Three Unique Macrophage Subsets Drive Development of Capsular Fibrosis Through Collagen Deposition
Britta A. Kuehlmann, MD, PhD, Clark A. Bonham, BS, Geoffrey C. Gurtner, MD.
Stanford, Stanford, CA, USA.
Purpose- Biomedical implants are used to restore, maintain and monitor bodily function in response to a wide variety of diseases and injuries. The body's immune system attempts to destroy these foreign bodies through the foreign body response (FBR). As cells incapable of eliminating implants, a prolonged inflammatory response ensues, causing an irregular tissue healing response in the skin. A fibrotic, disorganized capsule forms around the implant in a process known as capsular fibrosis (CF). These capsules cause complications and often require corrective surgery.
Methods- We have attempted to discover the major cellular constituents that drive fibrotic development in CF. Using a novel murine model, we placed small silicone implants subcutaneously in the dorsa of Bl6-mice. After 90 days, we harvested the capsular tissue surrounding the implants and isolated the cells. Cells were then subjected to fluorescence-activated cell sorting (FACS), where they were sorted into single cells. Single cells were subjected to quantitative polymerase chain reaction (qPCR) and single cell RNA sequencing to determine their genetic profiles and function.
Results- FACS analysis yielded distinct cell populations within the fibrotic capsule, with CD45+/ CD11b+ macrophages being among the most prevalent.

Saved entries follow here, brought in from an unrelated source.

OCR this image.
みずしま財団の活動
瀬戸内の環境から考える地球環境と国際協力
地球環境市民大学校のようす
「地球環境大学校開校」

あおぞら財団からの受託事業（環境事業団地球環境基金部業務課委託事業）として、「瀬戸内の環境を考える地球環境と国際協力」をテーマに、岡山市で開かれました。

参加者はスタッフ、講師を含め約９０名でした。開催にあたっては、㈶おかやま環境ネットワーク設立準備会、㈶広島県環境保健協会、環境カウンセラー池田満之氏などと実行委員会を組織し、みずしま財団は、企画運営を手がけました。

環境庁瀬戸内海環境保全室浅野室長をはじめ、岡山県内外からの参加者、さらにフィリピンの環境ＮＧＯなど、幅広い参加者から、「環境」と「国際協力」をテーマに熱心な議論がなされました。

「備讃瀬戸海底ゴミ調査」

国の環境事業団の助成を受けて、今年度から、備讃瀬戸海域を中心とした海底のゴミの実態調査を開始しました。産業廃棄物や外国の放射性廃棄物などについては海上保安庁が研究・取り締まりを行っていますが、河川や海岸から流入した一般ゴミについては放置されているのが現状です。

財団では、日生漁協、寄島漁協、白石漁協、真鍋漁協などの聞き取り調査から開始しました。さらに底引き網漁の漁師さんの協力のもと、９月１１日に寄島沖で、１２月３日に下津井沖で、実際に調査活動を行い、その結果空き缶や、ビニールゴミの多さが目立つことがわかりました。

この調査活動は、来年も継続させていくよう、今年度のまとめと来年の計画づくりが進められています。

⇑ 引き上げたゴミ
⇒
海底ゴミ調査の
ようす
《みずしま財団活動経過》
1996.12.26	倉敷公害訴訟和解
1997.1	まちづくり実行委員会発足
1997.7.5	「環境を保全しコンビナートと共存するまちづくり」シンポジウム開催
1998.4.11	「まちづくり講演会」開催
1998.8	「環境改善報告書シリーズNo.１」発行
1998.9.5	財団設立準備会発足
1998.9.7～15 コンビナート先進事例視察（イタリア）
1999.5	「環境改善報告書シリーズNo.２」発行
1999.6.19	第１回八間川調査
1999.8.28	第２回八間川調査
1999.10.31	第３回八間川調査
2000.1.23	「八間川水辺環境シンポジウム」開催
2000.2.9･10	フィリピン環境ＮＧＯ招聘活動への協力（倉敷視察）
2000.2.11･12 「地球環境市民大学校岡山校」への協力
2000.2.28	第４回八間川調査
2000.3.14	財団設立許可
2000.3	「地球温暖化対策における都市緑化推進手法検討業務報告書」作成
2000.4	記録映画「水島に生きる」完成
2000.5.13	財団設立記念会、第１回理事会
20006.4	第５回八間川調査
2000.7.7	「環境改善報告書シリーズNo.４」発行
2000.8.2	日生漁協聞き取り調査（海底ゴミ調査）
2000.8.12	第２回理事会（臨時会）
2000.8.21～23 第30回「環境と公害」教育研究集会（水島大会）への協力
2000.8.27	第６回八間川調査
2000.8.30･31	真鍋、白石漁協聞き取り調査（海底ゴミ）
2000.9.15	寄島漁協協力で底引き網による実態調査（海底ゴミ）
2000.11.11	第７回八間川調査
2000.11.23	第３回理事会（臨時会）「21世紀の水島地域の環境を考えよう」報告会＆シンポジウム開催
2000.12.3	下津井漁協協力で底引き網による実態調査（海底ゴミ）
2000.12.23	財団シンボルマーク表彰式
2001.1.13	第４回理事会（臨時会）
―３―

Notably, these cells appeared to be depositing collagen. To further investigate, we subjected the entire capsule at day 90 to collagenase digestion and subjected all cells to single cell RNA-sequencing without FACS separation. Again, macrophages were found to be the predominant cell type in the capsule, with three macrophage subsets identified. All subsets expressed the hematopoietic marker Ptprc (Cd45), the myeloid marker Itgam (Cd11b) and the monocyte marker Cd14. The first macrophage subset (Subgroup 1) uniquely expressed the surface marker and phagocytic receptor Cd36 known to promote fibrogenic pathways in other forms of organ fibrosis. Subgroup 1 is characterized by a highly inflammatory genetic profile, regulating cell signal production associated with acute inflammation. The second macrophage subset (Subgroup 2) distinctly expressed the surface marker Cd209, which is essential to recognizing foreign bodies, and inciting an inflammatory response. Macrophages in group 2 display an array of genes that contribute to acute inflammation. Subgroups 1 and 2 both expressed Adgre1, a gene that encodes F4/80, a well-known marker of murine macrophage populations. The third macrophage subset (Subgroup 3) maintained a genetic profile based on its unique expression of Ccr2. Further analysis of the highly expressed genes in the 3 subgroups displayed that each group contributes to the induction of inflammation through pro-fibrotic and phagocytic activity and signaling.
Conclusions- According to current literature, fibroblasts are the source of collagen deposition in the FBR. We have found three subgroups that drive fibrosis and deposit collagen and ECM themselves. We are currently conducting immunofluorescence stains to
verify the cells' colocalization with deposited collagen and determine each group's function. Our findings have promising therapeutic implications for the treatment of skin fibrosis.